Roya Mahboob
Roya Mahboob is Afghanistan's first female tech CEO and entrepreneur, making a significant impact beyond the business world. She leverages her tech success to foster education and empowerment for Afghan women and girls and champions their rights. Mahboob founded the Digital Citizen Fund (DCF) to improve Afghan women's technological and financial literacy. She is also the co-founder of the Afghan Girls Robotics Team and supports their endeavors while promoting robotics education through the Inoura platform. She is launching Zalla, an online platform to elevate the voices of Afghan women and journalists.
Roya Mahboob's commitment to STEAM education and economic opportunities for women, with a strong emphasis on human rights, has earned her global recognition. She was named among TIME's 100 Most Influential People in 2013, received the Tribeca Disruptive Innovation Award in 2014, and received other prestigious accolades such as the Advancement of Gender Equality through Education Award. She was a Young Leader at the World Economic Forum in 2015, an Asia Game Changer in 2019, and received the Doha Forum Award in 2022. Her contributions have been honored with the Lantos Human Rights Awards, the Presidential Leadership Scholarship, and an honorary Doctorate of Science from McMaster University.
Elizabeth Schaeffer Brown
Elizabeth Brown is a co-founder of Uncommon Union, a technology and multimedia communications firm providing services for clients working in economic development, international justice, and human rights.
Elizabeth has pioneered integrated business and communications models which balance commercial tactics and meaningful community engagement. She has worked extensively in Haiti and the Middle East. She spearheaded the global campaign which was instrumental in the rise of the 2018 Nobel Peace Prize winner.

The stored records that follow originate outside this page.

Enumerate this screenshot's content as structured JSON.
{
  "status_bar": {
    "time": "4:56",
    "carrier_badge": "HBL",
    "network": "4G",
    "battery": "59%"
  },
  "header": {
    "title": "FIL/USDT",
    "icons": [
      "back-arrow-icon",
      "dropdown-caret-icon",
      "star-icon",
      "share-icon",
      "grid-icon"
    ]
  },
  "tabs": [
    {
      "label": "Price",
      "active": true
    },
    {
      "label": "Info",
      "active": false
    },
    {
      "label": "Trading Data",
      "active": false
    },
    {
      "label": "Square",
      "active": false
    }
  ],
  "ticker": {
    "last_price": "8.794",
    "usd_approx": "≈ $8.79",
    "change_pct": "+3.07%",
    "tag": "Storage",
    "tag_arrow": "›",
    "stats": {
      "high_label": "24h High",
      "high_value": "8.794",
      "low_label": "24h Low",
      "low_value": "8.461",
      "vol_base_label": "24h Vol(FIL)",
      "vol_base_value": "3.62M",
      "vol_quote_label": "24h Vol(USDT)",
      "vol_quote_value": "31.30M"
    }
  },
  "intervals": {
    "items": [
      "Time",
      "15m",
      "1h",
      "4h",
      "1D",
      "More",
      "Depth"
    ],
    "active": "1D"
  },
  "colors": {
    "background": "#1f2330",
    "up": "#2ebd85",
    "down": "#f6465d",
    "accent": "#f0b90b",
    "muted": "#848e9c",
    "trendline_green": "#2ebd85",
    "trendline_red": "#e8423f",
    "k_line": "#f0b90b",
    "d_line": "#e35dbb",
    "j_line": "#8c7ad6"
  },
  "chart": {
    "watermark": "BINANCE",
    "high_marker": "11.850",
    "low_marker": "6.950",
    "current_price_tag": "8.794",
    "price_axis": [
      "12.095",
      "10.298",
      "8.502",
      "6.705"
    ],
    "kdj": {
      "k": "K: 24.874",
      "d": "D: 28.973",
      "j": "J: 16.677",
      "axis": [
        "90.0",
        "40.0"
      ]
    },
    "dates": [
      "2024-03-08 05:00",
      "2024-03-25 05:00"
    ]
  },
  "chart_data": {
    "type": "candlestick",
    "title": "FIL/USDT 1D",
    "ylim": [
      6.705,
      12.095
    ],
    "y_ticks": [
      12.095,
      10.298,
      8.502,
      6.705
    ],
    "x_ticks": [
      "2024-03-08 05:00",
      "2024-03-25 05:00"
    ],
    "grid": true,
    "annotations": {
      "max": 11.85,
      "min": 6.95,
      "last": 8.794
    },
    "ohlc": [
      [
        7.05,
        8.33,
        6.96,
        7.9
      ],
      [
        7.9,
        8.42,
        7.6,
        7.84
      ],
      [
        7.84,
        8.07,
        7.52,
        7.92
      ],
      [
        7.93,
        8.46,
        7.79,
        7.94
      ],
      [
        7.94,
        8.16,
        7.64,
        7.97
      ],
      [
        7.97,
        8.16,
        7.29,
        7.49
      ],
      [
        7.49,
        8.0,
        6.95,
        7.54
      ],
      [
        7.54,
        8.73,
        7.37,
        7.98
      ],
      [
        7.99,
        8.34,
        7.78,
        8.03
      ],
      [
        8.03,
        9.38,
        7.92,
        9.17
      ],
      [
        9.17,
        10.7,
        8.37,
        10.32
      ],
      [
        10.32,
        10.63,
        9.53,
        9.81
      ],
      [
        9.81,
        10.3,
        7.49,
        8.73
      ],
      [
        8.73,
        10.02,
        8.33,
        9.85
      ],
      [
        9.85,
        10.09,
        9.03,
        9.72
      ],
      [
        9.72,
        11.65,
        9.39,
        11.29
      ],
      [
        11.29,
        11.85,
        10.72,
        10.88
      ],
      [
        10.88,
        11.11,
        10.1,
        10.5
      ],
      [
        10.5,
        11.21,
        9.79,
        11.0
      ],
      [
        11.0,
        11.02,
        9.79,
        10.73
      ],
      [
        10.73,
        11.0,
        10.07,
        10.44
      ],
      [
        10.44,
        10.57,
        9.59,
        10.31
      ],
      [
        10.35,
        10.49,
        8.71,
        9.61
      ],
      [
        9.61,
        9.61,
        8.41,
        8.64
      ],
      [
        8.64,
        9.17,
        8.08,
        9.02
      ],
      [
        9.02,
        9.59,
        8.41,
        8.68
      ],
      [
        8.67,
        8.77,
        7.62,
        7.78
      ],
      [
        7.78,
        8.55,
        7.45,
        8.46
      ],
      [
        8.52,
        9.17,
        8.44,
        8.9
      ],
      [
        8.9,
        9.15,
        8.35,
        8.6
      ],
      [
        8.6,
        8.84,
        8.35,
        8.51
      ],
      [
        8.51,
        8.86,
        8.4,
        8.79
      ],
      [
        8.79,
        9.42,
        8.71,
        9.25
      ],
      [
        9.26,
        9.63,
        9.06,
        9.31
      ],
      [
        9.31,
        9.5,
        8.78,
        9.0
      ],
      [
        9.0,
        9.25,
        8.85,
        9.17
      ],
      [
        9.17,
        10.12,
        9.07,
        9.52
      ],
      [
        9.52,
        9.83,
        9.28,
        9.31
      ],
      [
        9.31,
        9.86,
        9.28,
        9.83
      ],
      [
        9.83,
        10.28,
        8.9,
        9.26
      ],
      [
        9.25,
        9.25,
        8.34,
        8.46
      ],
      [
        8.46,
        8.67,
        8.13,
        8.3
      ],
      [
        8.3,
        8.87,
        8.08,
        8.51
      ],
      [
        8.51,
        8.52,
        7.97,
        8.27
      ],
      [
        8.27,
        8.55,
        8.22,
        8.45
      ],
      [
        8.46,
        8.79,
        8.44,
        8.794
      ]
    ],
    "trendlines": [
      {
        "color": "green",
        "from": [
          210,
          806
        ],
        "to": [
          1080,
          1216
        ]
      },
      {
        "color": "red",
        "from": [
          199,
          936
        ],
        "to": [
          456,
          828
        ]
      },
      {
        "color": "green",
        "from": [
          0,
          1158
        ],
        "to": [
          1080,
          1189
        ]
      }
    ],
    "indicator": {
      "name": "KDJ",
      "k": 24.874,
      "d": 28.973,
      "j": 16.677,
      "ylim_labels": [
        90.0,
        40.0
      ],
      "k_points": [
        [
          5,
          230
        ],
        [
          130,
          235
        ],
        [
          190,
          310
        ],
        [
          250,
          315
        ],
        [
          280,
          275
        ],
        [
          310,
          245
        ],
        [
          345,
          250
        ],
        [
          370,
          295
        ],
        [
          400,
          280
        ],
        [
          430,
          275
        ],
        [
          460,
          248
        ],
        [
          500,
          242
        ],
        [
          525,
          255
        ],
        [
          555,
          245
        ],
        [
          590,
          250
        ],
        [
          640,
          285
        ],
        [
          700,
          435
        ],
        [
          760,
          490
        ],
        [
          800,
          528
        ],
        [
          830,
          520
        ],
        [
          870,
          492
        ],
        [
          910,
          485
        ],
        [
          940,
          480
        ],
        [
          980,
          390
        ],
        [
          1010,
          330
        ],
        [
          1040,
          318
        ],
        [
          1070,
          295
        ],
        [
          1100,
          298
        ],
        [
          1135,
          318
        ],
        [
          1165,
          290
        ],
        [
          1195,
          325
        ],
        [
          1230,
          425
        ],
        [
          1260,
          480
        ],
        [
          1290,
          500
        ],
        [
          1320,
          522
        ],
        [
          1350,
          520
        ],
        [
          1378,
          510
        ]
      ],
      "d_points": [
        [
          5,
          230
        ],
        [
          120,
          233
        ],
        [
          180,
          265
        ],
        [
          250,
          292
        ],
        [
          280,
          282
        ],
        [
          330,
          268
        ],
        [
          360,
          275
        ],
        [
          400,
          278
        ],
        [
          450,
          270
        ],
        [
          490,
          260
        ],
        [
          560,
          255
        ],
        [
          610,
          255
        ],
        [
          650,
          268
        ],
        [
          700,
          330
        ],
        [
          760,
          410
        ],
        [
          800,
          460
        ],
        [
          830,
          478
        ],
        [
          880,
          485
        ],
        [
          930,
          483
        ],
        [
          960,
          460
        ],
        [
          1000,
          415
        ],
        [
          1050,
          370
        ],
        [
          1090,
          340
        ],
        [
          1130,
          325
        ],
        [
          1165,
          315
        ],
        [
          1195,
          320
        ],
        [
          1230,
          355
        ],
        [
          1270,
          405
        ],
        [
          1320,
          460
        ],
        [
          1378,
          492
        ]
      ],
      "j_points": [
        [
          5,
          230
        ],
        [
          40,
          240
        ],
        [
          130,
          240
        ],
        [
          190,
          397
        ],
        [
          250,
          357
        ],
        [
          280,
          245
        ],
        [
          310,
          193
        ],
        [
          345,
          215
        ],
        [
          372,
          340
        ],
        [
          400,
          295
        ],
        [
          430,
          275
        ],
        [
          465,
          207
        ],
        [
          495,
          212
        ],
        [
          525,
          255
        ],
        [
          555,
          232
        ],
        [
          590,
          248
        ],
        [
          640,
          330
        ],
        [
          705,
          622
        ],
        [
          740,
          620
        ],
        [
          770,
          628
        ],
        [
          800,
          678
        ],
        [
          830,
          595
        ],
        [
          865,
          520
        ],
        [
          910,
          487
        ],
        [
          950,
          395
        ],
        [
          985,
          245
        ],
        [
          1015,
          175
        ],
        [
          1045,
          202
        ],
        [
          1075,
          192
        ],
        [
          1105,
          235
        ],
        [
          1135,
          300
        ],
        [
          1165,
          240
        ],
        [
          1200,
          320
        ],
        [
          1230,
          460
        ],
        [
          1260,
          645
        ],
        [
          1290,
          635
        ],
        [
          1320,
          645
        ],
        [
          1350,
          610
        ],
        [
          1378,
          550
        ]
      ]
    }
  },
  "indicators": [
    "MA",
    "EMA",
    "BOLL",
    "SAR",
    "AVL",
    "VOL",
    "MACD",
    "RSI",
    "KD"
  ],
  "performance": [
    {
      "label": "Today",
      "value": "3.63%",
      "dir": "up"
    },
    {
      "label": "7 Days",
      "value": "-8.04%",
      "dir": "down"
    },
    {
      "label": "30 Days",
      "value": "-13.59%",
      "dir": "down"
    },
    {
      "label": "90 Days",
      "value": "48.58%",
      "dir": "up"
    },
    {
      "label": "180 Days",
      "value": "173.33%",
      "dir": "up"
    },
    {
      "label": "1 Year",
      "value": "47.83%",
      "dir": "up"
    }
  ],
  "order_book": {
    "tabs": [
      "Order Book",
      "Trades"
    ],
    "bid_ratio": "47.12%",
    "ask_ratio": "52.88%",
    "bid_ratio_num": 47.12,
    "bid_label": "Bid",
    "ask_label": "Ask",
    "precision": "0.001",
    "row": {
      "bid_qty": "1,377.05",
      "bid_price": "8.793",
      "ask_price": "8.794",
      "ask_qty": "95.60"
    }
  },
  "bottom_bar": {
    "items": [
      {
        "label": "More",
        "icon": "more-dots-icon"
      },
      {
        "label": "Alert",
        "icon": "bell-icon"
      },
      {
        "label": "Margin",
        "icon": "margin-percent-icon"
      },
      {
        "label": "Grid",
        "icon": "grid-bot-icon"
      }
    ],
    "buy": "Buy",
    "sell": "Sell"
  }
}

Elizabeth began her career in advertising, introducing leading international brands, like Sony Ericsson, into the North American market. She co-founded Studioe9 in 2004, which functioned as an independent digital laboratory servicing global advertising agencies including IRIS Nation and TBA Global. At StudioE9, Elizabeth emerged as the driving force behind the creation of some of the first public/private partnerships focused on job creation for women in developing countries.
Kimberley Motley
Kimberley Chongyon Motley is an international human rights and civil rights attorney from Milwaukee, Wisconsin.
Motley is the first foreign attorney to practice in Afghanistan since 2008 and is considered one of the most effective International Human Rights Attorneys and Defense Attorneys operating in Afghanistan.
While Motley's international human rights work began in Afghanistan she also represents a wide variety of high profile in other countries as well. Her clients include Anwar Ibrahim, the former deputy prime minister of Malaysia, Matthew Rosenberg New York Times Journalist in his expulsion from Afghanistan, Niloofar Rahmani Afghanistan's first female pilot, and Cuban artist Danilo Maldonado Machado where Motley was arrested for representing him.